The main reason I kept them so long was I was afraid of not having "context" or a fully naked chart. So I put those things on my higher time frame chart and I keep that minimized most of the time.
I still have a couple of indicators on my trading chart but here is what it looks like in terms of where my trades were today. I still keep the daily range indicator, the range and ATR indie at the bottom and of course the news indie. All of which I use constantly.
Arrows are trades I took and triangles are trades I could have and passed for some reason....the last one I was not at the screens so of course couldn't take it anyway, just marking it for posterity.
Simplicity is the ultimate sophistication, Leonardo da Vinci
Most people chose unhappiness over uncertainty, Tim Ferris
Have you ever thought that if price gets to 75% of your 2nd target a way of mechanically managing the trade @that point with logical WIGGLE room (enough for it to go to full 2nd target and tight enough to take SOMETHING in ticks if it reverses and eventually would come all the way back to your original entry)?
Reason I write that is that MANY professional traders use the concept of, if my trade gets to 75-80% of 'extended' target I will give it room to breathe but not enough to take it all back.
Some use volatility stop @that point or a 'time stop' (not my preference) or an 'overbalance' in the opposite direction or they use a mechanical trailing indicator for stop out @ the mentioned 75-80% of the extended target.
Good luck getting to the root of your issue. Stay the course.
I've been experimenting with moving my trail to the 1st target if price gets to 75-80% of the second target...only done that once or twice and both times it cost me the second target.....but I still think its probably a good idea...

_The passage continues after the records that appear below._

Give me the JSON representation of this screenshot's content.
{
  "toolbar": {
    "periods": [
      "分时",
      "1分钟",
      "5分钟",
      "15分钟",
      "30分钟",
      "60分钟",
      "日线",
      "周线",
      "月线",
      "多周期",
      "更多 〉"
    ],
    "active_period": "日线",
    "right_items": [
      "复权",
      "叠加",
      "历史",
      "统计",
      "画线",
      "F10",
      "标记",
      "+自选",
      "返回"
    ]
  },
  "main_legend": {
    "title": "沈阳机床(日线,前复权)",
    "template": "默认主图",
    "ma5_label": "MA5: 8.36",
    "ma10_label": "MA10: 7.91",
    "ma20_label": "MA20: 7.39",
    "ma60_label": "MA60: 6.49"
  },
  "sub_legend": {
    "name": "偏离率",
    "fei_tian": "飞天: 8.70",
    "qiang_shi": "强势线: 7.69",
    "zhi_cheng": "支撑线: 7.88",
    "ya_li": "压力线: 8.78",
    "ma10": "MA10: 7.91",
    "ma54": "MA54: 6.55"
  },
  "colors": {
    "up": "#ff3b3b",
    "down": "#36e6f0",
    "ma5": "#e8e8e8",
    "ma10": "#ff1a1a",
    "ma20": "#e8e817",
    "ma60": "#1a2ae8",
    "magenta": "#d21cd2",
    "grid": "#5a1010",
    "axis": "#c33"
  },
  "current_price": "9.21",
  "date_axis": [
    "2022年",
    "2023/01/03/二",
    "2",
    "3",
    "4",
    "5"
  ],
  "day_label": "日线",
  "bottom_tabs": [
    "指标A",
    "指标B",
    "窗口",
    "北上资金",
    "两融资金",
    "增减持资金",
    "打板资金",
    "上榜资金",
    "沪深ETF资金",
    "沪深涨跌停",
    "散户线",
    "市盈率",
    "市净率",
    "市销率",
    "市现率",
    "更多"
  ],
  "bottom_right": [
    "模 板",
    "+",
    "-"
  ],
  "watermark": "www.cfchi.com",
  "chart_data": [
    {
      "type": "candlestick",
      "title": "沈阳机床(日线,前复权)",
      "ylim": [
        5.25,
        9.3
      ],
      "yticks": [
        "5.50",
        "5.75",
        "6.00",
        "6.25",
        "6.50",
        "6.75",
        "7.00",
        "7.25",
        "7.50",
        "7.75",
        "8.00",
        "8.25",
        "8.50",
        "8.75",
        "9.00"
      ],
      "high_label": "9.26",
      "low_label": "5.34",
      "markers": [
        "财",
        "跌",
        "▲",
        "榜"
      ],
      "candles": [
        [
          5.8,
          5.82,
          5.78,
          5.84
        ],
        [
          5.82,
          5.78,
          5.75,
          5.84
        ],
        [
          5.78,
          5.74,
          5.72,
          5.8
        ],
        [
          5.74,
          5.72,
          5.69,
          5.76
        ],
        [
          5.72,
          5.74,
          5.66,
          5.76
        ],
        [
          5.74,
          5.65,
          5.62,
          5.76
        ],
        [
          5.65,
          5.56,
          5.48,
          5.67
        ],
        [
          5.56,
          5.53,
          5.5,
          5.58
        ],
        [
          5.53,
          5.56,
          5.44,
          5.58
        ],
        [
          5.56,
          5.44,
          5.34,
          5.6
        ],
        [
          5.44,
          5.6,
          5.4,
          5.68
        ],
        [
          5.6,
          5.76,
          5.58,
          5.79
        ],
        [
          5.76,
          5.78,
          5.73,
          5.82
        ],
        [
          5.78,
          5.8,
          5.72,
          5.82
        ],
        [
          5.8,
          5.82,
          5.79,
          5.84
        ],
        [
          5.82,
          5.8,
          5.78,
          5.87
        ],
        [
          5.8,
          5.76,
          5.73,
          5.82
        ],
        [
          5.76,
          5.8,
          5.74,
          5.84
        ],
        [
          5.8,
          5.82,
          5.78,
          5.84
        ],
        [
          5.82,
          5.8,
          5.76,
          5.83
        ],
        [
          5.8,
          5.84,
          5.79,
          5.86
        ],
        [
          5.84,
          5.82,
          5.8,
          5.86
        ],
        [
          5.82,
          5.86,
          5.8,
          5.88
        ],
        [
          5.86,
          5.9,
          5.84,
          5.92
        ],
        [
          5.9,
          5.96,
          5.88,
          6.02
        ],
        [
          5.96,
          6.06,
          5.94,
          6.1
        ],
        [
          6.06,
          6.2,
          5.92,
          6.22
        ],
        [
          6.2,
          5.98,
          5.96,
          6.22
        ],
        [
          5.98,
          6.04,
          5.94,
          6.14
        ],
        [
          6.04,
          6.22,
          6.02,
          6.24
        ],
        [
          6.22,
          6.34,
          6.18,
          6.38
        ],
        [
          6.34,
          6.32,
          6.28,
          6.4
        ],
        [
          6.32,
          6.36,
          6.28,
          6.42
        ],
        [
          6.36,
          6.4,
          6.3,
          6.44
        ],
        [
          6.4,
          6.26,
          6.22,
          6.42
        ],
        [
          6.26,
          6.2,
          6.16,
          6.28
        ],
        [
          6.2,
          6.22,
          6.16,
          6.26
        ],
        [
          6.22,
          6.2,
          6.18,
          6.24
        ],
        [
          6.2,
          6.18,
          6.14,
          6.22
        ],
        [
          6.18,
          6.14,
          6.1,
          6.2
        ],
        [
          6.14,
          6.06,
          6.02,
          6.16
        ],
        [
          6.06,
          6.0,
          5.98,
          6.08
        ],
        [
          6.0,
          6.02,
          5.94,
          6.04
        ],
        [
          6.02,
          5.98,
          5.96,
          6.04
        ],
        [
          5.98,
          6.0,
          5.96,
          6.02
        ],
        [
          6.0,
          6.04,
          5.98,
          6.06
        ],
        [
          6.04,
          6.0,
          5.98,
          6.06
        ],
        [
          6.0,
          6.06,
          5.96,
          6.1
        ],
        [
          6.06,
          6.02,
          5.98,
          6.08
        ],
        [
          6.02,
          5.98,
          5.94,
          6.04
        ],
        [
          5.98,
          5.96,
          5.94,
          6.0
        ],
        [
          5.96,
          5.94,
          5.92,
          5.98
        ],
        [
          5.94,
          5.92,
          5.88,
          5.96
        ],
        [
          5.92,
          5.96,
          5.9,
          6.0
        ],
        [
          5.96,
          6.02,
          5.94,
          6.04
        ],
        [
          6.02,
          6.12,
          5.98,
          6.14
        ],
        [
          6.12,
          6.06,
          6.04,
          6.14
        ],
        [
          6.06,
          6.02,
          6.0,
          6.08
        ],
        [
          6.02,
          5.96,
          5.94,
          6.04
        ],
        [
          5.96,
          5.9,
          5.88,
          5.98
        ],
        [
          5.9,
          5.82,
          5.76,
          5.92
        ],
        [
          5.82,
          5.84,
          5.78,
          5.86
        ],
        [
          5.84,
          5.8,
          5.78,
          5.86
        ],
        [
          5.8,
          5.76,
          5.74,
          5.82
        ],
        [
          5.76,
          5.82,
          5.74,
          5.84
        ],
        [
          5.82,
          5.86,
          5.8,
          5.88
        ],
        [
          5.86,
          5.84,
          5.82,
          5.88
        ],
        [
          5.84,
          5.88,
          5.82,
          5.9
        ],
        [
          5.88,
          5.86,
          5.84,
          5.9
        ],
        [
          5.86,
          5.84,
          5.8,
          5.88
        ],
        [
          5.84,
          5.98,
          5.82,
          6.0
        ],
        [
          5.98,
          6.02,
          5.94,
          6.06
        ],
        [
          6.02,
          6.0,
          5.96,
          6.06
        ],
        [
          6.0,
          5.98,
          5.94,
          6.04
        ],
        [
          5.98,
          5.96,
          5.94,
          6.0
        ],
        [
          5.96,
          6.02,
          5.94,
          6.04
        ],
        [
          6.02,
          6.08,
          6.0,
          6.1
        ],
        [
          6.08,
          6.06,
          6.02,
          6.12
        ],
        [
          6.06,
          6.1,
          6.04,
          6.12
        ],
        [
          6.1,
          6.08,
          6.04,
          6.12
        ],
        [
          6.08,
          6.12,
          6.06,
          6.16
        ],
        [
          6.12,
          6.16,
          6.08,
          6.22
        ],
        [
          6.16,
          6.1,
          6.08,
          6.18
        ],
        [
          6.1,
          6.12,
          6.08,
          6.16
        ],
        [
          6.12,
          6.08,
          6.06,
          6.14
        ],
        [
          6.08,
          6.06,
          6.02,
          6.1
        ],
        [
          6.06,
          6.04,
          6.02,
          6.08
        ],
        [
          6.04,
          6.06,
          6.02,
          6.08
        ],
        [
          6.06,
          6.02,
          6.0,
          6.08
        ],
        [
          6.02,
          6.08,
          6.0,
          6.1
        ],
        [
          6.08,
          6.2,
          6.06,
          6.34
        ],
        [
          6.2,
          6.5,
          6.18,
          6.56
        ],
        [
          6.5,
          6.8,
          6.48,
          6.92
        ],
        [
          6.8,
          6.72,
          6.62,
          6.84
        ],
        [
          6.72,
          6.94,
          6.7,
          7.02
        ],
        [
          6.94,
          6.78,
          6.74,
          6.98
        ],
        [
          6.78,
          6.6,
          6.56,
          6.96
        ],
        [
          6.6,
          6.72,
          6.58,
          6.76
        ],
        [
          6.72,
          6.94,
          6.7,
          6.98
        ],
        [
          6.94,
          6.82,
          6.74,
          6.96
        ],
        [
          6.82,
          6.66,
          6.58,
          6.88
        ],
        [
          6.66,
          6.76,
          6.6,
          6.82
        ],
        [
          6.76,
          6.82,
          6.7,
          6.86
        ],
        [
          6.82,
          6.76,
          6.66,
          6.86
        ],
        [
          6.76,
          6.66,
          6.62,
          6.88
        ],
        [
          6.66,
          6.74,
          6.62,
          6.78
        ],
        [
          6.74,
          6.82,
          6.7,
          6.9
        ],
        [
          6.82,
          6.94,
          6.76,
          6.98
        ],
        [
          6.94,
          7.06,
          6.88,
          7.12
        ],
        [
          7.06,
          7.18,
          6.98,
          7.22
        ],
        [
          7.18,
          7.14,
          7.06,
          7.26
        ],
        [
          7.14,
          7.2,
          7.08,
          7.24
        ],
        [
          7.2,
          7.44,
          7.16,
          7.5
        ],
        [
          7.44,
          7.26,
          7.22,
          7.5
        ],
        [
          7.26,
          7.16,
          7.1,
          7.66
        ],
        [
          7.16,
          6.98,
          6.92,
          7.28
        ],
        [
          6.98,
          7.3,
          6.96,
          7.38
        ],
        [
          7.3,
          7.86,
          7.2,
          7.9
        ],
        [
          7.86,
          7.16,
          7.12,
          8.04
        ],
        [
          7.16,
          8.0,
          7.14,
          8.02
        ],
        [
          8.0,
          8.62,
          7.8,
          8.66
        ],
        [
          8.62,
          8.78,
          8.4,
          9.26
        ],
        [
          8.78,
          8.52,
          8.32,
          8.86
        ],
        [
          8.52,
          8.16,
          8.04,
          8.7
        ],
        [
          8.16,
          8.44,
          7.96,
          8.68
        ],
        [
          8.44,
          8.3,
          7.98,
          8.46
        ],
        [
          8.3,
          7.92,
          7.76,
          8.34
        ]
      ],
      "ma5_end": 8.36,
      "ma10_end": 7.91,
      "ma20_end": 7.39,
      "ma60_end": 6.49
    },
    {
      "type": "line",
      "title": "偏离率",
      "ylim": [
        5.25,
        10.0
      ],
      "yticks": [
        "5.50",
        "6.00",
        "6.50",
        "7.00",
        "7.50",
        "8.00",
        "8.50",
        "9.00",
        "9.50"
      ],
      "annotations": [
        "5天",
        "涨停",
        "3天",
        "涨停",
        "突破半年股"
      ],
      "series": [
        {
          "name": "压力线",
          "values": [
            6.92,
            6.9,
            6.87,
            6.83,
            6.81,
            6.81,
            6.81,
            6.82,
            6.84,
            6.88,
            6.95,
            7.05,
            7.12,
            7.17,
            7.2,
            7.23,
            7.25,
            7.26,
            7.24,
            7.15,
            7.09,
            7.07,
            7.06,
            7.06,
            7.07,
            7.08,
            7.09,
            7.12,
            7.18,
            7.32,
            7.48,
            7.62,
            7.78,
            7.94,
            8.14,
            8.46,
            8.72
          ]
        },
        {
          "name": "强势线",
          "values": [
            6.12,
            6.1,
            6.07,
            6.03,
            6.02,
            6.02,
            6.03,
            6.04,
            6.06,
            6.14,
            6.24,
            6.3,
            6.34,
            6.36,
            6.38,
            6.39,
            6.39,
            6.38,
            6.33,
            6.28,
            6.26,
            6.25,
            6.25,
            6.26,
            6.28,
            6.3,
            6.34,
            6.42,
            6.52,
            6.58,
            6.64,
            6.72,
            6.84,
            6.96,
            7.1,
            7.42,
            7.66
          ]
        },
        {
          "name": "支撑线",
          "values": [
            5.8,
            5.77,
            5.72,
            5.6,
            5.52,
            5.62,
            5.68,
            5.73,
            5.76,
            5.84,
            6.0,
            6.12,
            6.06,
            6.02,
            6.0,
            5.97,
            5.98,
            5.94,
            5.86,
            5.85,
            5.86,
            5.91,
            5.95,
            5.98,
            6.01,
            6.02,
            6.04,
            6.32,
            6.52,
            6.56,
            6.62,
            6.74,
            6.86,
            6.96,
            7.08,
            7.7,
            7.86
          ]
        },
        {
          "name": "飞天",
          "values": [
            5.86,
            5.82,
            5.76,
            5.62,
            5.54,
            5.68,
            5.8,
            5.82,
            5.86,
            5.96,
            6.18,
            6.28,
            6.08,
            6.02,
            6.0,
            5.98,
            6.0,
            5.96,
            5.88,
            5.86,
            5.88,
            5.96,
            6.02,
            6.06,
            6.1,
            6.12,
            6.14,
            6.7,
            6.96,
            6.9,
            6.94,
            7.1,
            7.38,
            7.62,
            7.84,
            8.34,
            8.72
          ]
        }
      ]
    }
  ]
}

Simplicity is the ultimate sophistication, Leonardo da Vinci
Most people chose unhappiness over uncertainty, Tim Ferris
My brother (he runs a GM Union Pension Fund in Detroit--don't hate on him for that please).
He has a kid on the way @44 years old (in addition to his 2 adopted children).
His commute is 45 minutes into the GM building each day so he reads it while his driver gets him to and fro. Then he uses it when he is frazzled at work and especially at home.
His older kid, now 12 stresses him out and his in-laws can do so as well (@times).
I turned him onto it after I posted about it in my journal (on another site 3/16/12); so I bought the Emwave 2 and 3 books/courses for him in late March--he is digging the vibe after 10 weeks {especially the Emwave 2}.
He is thinking of testing it on his 2 underlings {but not in an official capacity @GM}.
I don't have one because I don't have any stress (no kids/no wife/no boss) and am a deep-breath afficianado and I have done Yoga since my hippie mother introduced it to all of her kids around 30 years ago.
Thanks for the input. I've noticed in my trading that during a trade, especially one that isn't moving very fast toward my target or one that has moved quickly toward target and then stalls just before the finish line, I start to lose the ability to think rationally about what is happening. This is not 100% of the time but often enough that it sabotages my PnL.
So reading the HeartMath book and realizing there might be a reason for the irrationality based on emotion, it seems plausible that this might work.